The IT industry is big. Very big. It’s a global force that employs millions and touches the lives of a billions. ‘Right now, everybody - all of society - has even higher expectations of IT than they had before,’ said Rebecca George OBE, President of BCS. ‘There’s an expectation that IT is going to be safe, secure, ethical and always on.’
Going further, she explained: ‘Technology is the fabric of society. I refer to technology as “the critical hidden infrastructure”. Like all infrastructures, you only ever notice it is there when something goes wrong. But like all infrastructures, it is complex. They’re all multifaceted; they’ve all got lots of connections. They are complex systems. In my opinion, all infrastructures need to be created, designed and maintained by people who are professionals - people who think professionally, think ethically and think with integrity - that’s about having externally recognised accreditations and being a member of the IT profession.’
Bringing lasting change
Such is the scale of the IT industry it often feels like only Satya Nadella, Tim Cook, Jeff Bezos and their plutocratic compatriots have the hope and power to bring about lasting change. Not so, says Matt Haworth, a social change expert and Founder of Reason Digital.
They agree on many things, chief among them is the notion that all IT workers, through the twin forces of professionalism and person responsibility - can make IT a better place to work and IT products that are better for everyone.
Haworth’s career focuses on helping individuals and charities make changes. This might be finding new volunteers, making new digital products or growing revenues - all through the use of technology. ‘A lot of my role is helping them do a lot of the good stuff they are already doing,’ He said.
How to do good
Stating that it’s what draws many into the IT profession in the first place, Haworth enthused ‘a lot of IT professionals have… this common idea that things can change. Things can be made differently. Things can be improved. Things can be re-coded. Those kinds of beliefs work really well towards the idea of ethics and change-making. That’s why I see so much interesting debate from IT professionals towards ethics and social good.’

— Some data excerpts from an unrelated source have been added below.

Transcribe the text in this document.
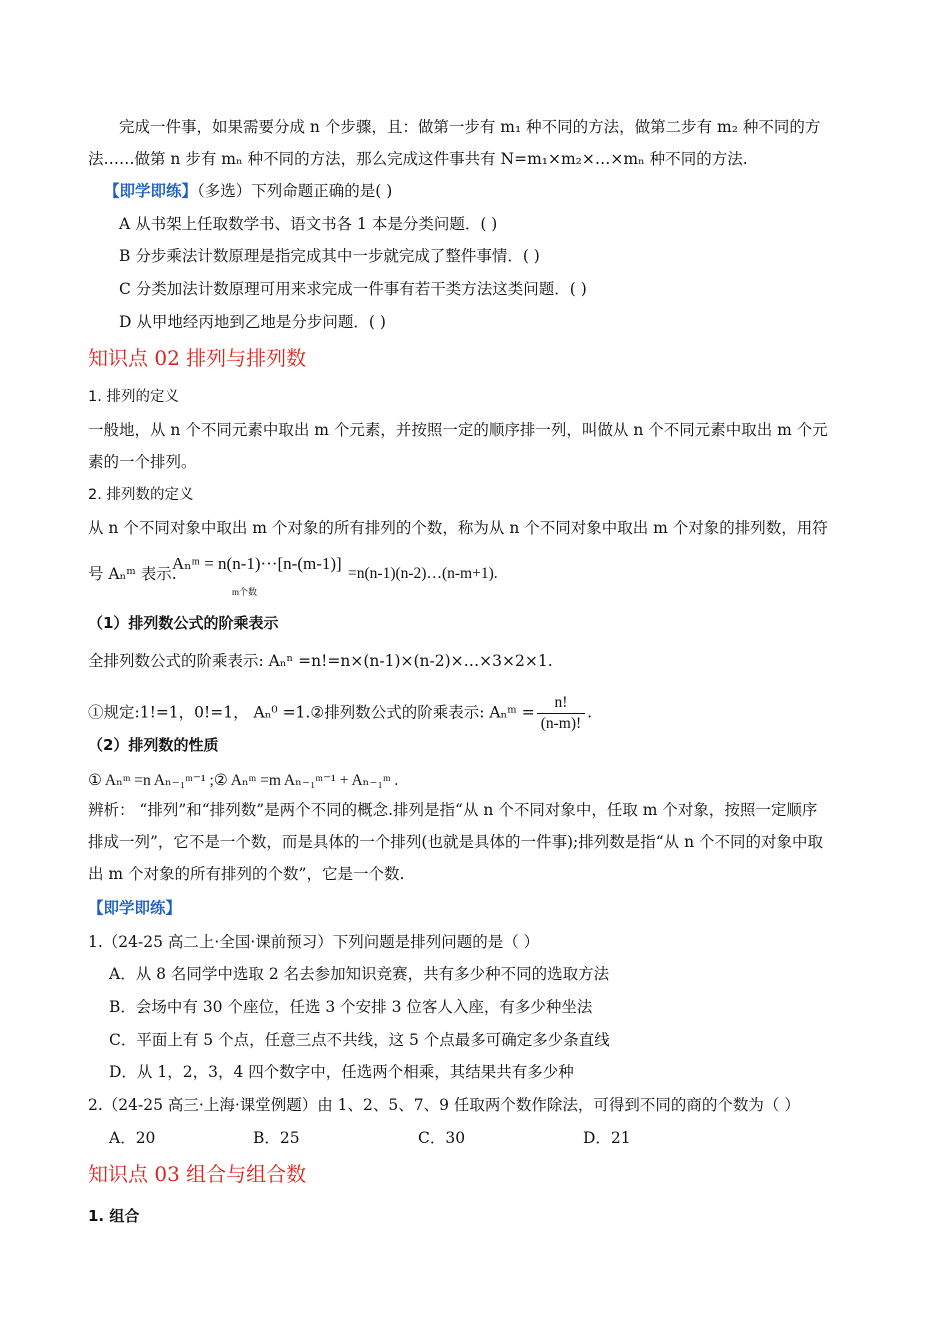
完成一件事，如果需要分成 n 个步骤，且：做第一步有 m₁ 种不同的方法，做第二步有 m₂ 种不同的方
法……做第 n 步有 mₙ 种不同的方法，那么完成这件事共有 N=m₁×m₂×…×mₙ 种不同的方法.
【即学即练】（多选）下列命题正确的是( )
A 从书架上任取数学书、语文书各 1 本是分类问题．( )
B 分步乘法计数原理是指完成其中一步就完成了整件事情．( )
C 分类加法计数原理可用来求完成一件事有若干类方法这类问题．( )
D 从甲地经丙地到乙地是分步问题．( )
知识点 02 排列与排列数
1. 排列的定义
一般地，从 n 个不同元素中取出 m 个元素，并按照一定的顺序排一列，叫做从 n 个不同元素中取出 m 个元
素的一个排列。
2. 排列数的定义
从 n 个不同对象中取出 m 个对象的所有排列的个数，称为从 n 个不同对象中取出 m 个对象的排列数，用符
号 Aₙᵐ 表示.
Aₙᵐ = n(n-1)···[n-(m-1)]
m个数
=n(n-1)(n-2)…(n-m+1).
（1）排列数公式的阶乘表示
全排列数公式的阶乘表示: Aₙⁿ =n!=n×(n-1)×(n-2)×…×3×2×1.
①规定:1!=1，0!=1， Aₙ⁰ =1.②排列数公式的阶乘表示: Aₙᵐ = $\frac{n!}{(n-m)!}$ .
（2）排列数的性质
① Aₙᵐ =n Aₙ₋₁ᵐ⁻¹ ;② Aₙᵐ =m Aₙ₋₁ᵐ⁻¹ + Aₙ₋₁ᵐ .
辨析： “排列”和“排列数”是两个不同的概念.排列是指“从 n 个不同对象中，任取 m 个对象，按照一定顺序
排成一列”，它不是一个数，而是具体的一个排列(也就是具体的一件事);排列数是指“从 n 个不同的对象中取
出 m 个对象的所有排列的个数”，它是一个数.
【即学即练】
1.（24-25 高二上·全国·课前预习）下列问题是排列问题的是（ ）
A．从 8 名同学中选取 2 名去参加知识竞赛，共有多少种不同的选取方法
B．会场中有 30 个座位，任选 3 个安排 3 位客人入座，有多少种坐法
C．平面上有 5 个点，任意三点不共线，这 5 个点最多可确定多少条直线
D．从 1，2，3，4 四个数字中，任选两个相乘，其结果共有多少种
2.（24-25 高三·上海·课堂例题）由 1、2、5、7、9 任取两个数作除法，可得到不同的商的个数为（ ）
A．20	B．25	C．30	D．21
知识点 03 组合与组合数
1. 组合
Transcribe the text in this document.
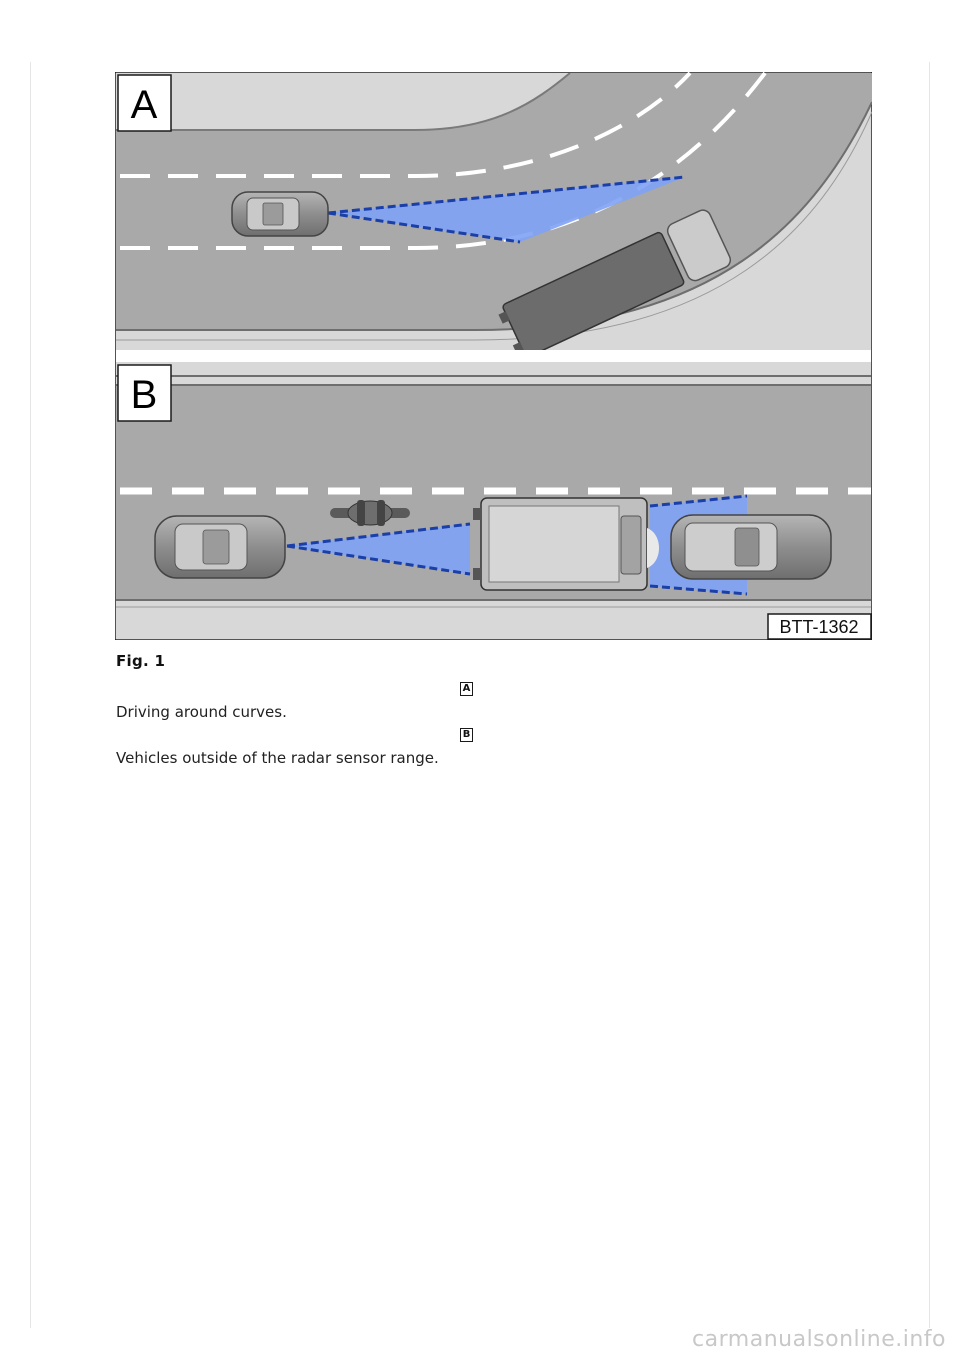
A
B
BTT-1362
Fig. 1
A
Driving around curves.
B
Vehicles outside of the radar sensor range.
carmanualsonline.info
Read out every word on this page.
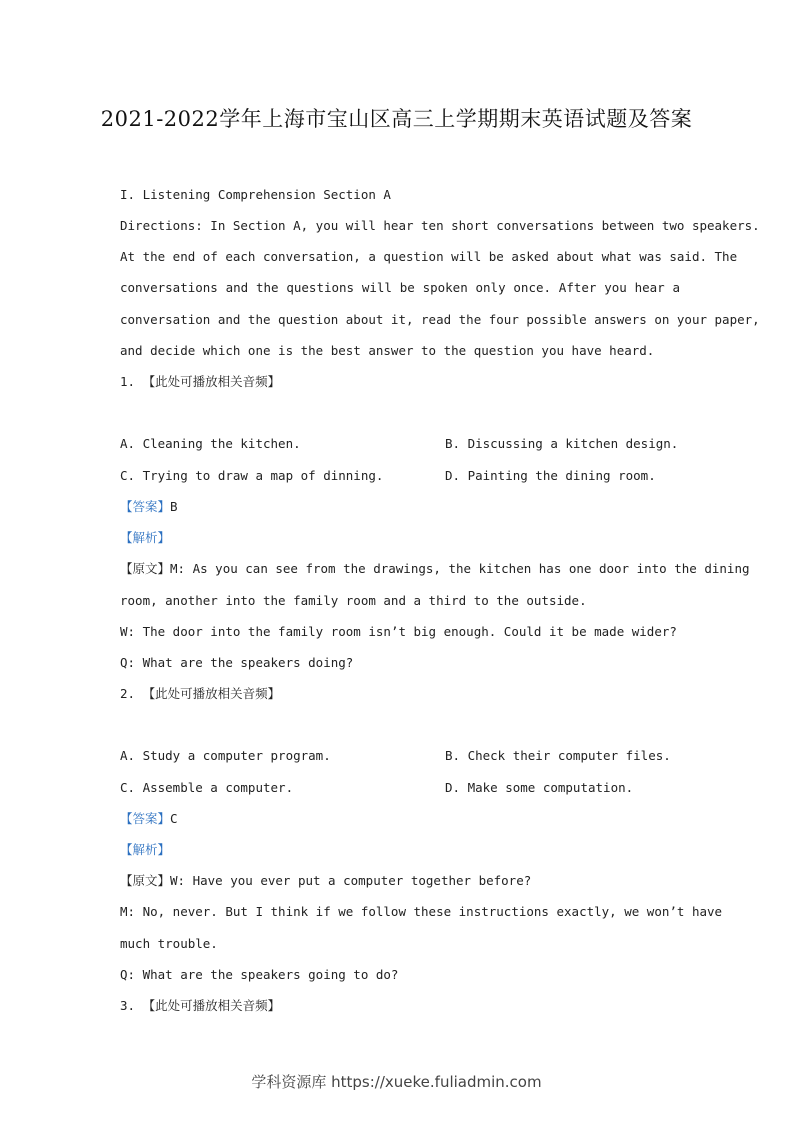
2021-2022学年上海市宝山区高三上学期期末英语试题及答案
I. Listening Comprehension Section A
Directions: In Section A, you will hear ten short conversations between two speakers.
At the end of each conversation, a question will be asked about what was said. The
conversations and the questions will be spoken only once. After you hear a
conversation and the question about it, read the four possible answers on your paper,
and decide which one is the best answer to the question you have heard.
1. 【此处可播放相关音频】
A. Cleaning the kitchen.	B. Discussing a kitchen design.
C. Trying to draw a map of dinning.	D. Painting the dining room.
【答案】B
【解析】
【原文】M: As you can see from the drawings, the kitchen has one door into the dining
room, another into the family room and a third to the outside.
W: The door into the family room isn’t big enough. Could it be made wider?
Q: What are the speakers doing?
2. 【此处可播放相关音频】
A. Study a computer program.	B. Check their computer files.
C. Assemble a computer.	D. Make some computation.
【答案】C
【解析】
【原文】W: Have you ever put a computer together before?
M: No, never. But I think if we follow these instructions exactly, we won’t have
much trouble.
Q: What are the speakers going to do?
3. 【此处可播放相关音频】
学科资源库 https://xueke.fuliadmin.com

Society, both speakers agree, holds IT in very high regard and this can make technology workers feel like only inventors, philanthropists and movement leaders can catalyse change. ‘This gives us a slightly limited view about what it is to be a change-maker,’ Haworth said. ‘You don’t need to be one of those archetypes to make change.’
Rather, he said, anybody with IT skills can do it. ‘Social impact isn’t about inventing new technologies, it’s about using existing technologies that are out there and finding new uses for them,’ he explained. ‘Or, even helping somebody that’s doing something really good, something positive in their community… [helping them to use] a bit of technology that has been around for years that they don’t know how to use…’
Call to action
Finishing his point he, says: ‘maybe you can help.’ And, by way of an illustration, he pointed to the Blue Cross dog rescue charity. Because people weren’t carrying change in their pockets any more, donations fell. They didn’t have the resources to reinvent the traditional plastic dog-shaped collection box outside shops. So, they fitted a contactless card reader into a labrador’s cold weather coat. People, he explained, wanted to pat the dog - with their Mastercards.
Charities need your skills: 40% of charities don’t have the capacity to take donations online; 13% showed no digital activity in 2019; 2 in 3 high profile charties reported cyber breaches.
Both George and Haworth agree: through a passion for volunteering, a spirit of sharing and through professionalism we can all make IT good for society. Imagine the power of designing a website for a charity who can’t.